Devil take Sweden! In this system of cryptography we used for communicating with each other, “Sweden” meant the adroit way she had handled the ropes (dropping the ballast at the wrong time) and “Finland” meant—later, in the cottage. For instance, if she had said, “And I would be useful—in Finland, after all!” it would have meant quite a different thing.
“Beispiel will be very useful. He has made a balloon ascension, and he can swim while carrying children in his teeth. Besides, Beispiel means thalers. The brewers—”
“Ah, the brewers.” She was scornful of material considerations, especially when it suited her. “If you want to argue that way. Why not an expedition around the Eiffel Tower instead, and you can sell sausages afterward in the Champs de Mars.”
At least after that she stopped pestering me. There was total silence for an hour or two while we came back down the glacier and picked our way precariously through the crevasses. Finally, at five o’clock in the afternoon, we were out of them and onto more or less firm ice. I was tired of being jerked along and told the guide to untie us.

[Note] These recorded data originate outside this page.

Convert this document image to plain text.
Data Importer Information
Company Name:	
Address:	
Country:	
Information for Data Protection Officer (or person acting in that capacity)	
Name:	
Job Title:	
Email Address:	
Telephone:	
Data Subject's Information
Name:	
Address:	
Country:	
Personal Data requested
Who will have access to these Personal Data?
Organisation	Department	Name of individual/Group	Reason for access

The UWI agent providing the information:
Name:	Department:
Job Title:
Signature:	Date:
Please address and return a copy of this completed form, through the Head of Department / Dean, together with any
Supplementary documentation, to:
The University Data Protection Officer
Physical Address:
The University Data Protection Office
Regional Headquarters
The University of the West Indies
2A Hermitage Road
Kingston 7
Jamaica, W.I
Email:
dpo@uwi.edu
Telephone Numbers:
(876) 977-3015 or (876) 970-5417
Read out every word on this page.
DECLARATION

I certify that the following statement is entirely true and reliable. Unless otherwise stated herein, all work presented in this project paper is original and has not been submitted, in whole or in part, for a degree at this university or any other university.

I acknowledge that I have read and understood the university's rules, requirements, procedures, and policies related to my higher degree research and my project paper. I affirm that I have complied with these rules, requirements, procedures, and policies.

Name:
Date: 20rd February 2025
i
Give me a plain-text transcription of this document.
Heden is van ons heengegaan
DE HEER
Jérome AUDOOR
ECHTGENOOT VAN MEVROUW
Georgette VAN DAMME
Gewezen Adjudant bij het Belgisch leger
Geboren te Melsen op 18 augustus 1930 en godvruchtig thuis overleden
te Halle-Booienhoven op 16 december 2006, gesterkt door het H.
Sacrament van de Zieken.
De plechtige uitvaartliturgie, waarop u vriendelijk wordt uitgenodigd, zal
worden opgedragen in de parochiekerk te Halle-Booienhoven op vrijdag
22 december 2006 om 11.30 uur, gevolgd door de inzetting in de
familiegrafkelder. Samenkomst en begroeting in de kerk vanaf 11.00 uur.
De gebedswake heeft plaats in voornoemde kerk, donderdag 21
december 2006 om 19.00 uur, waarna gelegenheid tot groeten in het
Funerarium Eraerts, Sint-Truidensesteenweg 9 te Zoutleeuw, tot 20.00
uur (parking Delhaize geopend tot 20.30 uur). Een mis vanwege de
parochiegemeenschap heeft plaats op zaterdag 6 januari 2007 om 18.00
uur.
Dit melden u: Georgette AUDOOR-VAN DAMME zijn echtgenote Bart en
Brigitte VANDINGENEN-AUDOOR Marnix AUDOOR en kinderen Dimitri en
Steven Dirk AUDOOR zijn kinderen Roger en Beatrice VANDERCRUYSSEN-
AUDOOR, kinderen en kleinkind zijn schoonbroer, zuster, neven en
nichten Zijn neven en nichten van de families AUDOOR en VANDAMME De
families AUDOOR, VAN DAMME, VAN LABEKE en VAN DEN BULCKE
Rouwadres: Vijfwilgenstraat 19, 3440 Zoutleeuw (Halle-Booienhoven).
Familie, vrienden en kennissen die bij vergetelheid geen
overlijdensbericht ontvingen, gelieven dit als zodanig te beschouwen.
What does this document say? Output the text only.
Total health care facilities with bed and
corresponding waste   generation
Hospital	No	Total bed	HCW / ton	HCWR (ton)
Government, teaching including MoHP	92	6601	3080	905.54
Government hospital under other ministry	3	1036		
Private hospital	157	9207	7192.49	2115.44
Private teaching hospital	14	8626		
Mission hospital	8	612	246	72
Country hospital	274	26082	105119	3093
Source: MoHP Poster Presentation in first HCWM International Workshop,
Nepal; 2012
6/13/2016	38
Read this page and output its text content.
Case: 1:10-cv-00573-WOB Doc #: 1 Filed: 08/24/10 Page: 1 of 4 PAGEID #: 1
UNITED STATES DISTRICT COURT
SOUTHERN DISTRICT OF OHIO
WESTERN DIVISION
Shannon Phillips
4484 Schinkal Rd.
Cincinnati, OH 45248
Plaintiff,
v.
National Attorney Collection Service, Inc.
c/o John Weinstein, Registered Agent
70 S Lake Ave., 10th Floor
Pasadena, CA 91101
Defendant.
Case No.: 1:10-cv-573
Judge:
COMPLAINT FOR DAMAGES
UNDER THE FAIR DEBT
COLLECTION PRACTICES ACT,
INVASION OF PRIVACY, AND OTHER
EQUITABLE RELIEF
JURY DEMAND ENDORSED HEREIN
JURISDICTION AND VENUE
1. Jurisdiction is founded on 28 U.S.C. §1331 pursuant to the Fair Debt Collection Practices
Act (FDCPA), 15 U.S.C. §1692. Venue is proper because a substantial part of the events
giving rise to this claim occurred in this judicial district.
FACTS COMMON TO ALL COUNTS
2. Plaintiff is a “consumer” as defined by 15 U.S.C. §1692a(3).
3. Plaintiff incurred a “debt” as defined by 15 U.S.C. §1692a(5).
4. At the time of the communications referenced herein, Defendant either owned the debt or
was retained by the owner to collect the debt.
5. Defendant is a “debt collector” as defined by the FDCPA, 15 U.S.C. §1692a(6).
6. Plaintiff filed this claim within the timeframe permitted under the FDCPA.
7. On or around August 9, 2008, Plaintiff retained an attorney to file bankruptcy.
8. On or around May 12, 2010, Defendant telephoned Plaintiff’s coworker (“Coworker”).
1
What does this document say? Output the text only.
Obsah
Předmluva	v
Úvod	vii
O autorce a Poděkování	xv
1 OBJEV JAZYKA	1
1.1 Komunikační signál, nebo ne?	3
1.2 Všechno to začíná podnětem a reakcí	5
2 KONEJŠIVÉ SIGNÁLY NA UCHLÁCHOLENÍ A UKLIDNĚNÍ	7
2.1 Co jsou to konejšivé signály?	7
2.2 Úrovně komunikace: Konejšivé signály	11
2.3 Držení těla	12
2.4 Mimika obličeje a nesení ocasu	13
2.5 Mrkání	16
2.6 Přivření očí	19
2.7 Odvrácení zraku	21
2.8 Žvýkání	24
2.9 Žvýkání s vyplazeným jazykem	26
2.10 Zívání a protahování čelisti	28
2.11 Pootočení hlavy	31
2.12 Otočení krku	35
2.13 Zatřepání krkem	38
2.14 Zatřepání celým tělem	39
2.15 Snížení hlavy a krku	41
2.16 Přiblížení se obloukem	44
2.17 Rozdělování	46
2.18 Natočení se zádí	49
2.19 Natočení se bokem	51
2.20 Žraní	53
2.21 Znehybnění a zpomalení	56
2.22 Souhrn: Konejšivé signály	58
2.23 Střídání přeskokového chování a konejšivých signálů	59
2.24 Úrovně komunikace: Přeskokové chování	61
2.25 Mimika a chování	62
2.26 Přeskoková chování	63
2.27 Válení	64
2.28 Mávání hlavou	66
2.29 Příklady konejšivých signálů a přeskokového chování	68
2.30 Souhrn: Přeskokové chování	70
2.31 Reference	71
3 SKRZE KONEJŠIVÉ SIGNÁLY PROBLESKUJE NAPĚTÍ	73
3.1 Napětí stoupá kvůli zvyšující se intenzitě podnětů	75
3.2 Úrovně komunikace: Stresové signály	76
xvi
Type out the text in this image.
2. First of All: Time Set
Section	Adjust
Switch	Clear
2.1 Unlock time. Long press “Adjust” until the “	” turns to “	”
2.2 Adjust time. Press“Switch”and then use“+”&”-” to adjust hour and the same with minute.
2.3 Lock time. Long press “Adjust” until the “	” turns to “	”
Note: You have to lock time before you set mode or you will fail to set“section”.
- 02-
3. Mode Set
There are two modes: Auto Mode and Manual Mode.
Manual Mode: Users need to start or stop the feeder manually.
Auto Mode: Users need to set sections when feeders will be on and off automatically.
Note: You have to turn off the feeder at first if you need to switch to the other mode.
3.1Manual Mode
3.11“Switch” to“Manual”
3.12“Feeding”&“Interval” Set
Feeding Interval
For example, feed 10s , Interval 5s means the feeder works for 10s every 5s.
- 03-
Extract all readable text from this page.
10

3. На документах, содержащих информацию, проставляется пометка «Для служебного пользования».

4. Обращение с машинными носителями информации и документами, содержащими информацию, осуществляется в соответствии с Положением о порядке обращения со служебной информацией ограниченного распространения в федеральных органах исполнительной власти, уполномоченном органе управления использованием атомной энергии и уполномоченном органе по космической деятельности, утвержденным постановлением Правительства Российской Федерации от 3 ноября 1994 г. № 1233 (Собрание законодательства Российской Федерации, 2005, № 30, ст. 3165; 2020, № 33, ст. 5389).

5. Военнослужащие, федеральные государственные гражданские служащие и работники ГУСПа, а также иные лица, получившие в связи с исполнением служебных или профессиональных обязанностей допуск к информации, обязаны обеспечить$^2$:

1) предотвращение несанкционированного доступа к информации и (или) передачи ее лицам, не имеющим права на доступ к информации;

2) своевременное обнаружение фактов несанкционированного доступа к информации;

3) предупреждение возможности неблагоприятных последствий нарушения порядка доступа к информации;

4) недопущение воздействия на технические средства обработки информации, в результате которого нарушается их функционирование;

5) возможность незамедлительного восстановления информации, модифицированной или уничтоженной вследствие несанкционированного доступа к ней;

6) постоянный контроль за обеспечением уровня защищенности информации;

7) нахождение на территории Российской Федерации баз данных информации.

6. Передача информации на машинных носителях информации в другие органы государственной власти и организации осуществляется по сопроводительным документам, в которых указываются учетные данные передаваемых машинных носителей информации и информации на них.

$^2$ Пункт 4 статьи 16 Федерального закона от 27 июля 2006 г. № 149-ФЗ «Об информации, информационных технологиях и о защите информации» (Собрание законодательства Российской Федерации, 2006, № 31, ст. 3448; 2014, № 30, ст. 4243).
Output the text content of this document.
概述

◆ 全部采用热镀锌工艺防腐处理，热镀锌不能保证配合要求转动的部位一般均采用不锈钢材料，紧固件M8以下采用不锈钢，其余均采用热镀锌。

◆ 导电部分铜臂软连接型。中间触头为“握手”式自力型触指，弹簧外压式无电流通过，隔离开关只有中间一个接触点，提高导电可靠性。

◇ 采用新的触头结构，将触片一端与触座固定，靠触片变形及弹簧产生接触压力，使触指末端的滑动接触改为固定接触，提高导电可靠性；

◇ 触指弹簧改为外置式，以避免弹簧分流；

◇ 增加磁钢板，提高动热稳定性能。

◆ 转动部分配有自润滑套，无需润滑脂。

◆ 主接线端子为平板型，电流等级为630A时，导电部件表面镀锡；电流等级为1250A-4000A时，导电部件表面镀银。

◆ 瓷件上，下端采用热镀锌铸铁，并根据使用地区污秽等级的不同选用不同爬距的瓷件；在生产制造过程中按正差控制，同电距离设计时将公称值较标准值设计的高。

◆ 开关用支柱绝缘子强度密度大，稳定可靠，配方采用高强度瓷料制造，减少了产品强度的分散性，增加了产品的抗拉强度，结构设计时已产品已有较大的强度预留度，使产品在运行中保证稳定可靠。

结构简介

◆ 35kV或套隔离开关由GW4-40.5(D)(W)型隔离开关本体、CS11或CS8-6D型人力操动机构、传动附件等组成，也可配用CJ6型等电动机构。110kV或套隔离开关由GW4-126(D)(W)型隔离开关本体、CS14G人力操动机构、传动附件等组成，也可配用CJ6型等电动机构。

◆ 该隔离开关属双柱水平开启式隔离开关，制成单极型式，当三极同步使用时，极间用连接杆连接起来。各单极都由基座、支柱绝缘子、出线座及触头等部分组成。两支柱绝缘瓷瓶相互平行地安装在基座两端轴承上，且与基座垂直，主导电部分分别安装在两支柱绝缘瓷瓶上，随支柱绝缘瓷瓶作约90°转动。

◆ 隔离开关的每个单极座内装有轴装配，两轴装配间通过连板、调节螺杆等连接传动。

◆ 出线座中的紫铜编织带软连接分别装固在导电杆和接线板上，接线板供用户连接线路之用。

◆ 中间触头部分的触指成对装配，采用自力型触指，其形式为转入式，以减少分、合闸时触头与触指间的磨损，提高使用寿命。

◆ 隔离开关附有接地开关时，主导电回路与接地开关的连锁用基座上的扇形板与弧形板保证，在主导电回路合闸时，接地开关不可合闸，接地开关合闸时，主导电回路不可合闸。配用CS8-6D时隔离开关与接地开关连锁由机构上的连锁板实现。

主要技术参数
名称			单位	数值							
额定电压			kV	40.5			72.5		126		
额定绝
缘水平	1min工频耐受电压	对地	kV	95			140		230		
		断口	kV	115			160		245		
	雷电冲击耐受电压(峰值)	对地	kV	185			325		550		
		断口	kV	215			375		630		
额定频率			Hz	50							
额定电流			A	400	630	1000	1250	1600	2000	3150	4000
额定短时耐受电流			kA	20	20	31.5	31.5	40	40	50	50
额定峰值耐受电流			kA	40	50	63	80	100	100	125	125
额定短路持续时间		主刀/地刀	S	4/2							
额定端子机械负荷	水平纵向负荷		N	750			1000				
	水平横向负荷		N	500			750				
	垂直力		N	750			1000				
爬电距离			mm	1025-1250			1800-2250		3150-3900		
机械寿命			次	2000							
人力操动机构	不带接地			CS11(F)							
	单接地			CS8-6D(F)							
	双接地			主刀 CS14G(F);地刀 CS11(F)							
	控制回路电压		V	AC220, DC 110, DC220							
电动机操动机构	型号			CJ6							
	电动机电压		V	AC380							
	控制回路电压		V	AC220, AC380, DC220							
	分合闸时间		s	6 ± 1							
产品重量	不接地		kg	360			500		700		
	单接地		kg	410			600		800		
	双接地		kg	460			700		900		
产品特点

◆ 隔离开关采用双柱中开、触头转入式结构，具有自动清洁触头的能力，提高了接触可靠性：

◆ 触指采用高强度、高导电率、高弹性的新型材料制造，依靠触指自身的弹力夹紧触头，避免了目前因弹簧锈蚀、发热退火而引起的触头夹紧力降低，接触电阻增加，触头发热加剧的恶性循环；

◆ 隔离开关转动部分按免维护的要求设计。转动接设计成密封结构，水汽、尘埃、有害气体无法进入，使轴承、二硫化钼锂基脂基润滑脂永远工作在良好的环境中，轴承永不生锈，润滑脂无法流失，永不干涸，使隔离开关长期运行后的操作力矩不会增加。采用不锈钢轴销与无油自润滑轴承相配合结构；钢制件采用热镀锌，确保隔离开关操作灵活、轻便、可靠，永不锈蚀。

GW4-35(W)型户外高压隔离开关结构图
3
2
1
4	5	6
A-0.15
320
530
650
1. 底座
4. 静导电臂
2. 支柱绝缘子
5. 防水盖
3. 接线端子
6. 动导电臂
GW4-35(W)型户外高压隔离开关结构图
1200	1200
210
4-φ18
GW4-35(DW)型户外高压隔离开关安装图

“Oh aber. Many more holes.”
“No more holes.” I untied myself and Luisa did the same. Without disputing the matter, the guide coiled up his own rope around his waist and went on a little ahead, yodeling to himself in an undertone. At the foot of the glacier, a kilometer or so ahead, we could see horse and wagon already waiting for us. A hot bath! And afterward coffee with rum, clean clothing, and a dinner in the inn. Descending a little behind Luisa and to one side, I stepped into a slight depression filled with snow, it yielded, and I fell five metres or more in a twinkling of an instant, before I had time to realise what had happened.
I was in a place with bluish light, hard walls pressing on my back and chest, the alpenstock
under me, one arm over my head and the other jammed at my side. Except for a knock on one ear and a wrenched hip, I seemed to be all right.
“Gustav?”
“Here.”
There was no concern for my condition, I was interested to note. “What are you doing down there?”
“Thinking.”
“The guide has gone on ahead.”
“I’ll bet he has. Throw me down your rope, will you?”
I didn’t seem to be in any danger. The crevasse was a shallow one and firm at the bottom, full of old ice rubble and packed snow. It was just wide enough so that by struggling a bit and working my arms around I was able to free myself and stand more or less upright, the patch of light above me three metres or so over my head. The hip would probably work if I didn’t place too much weight on it.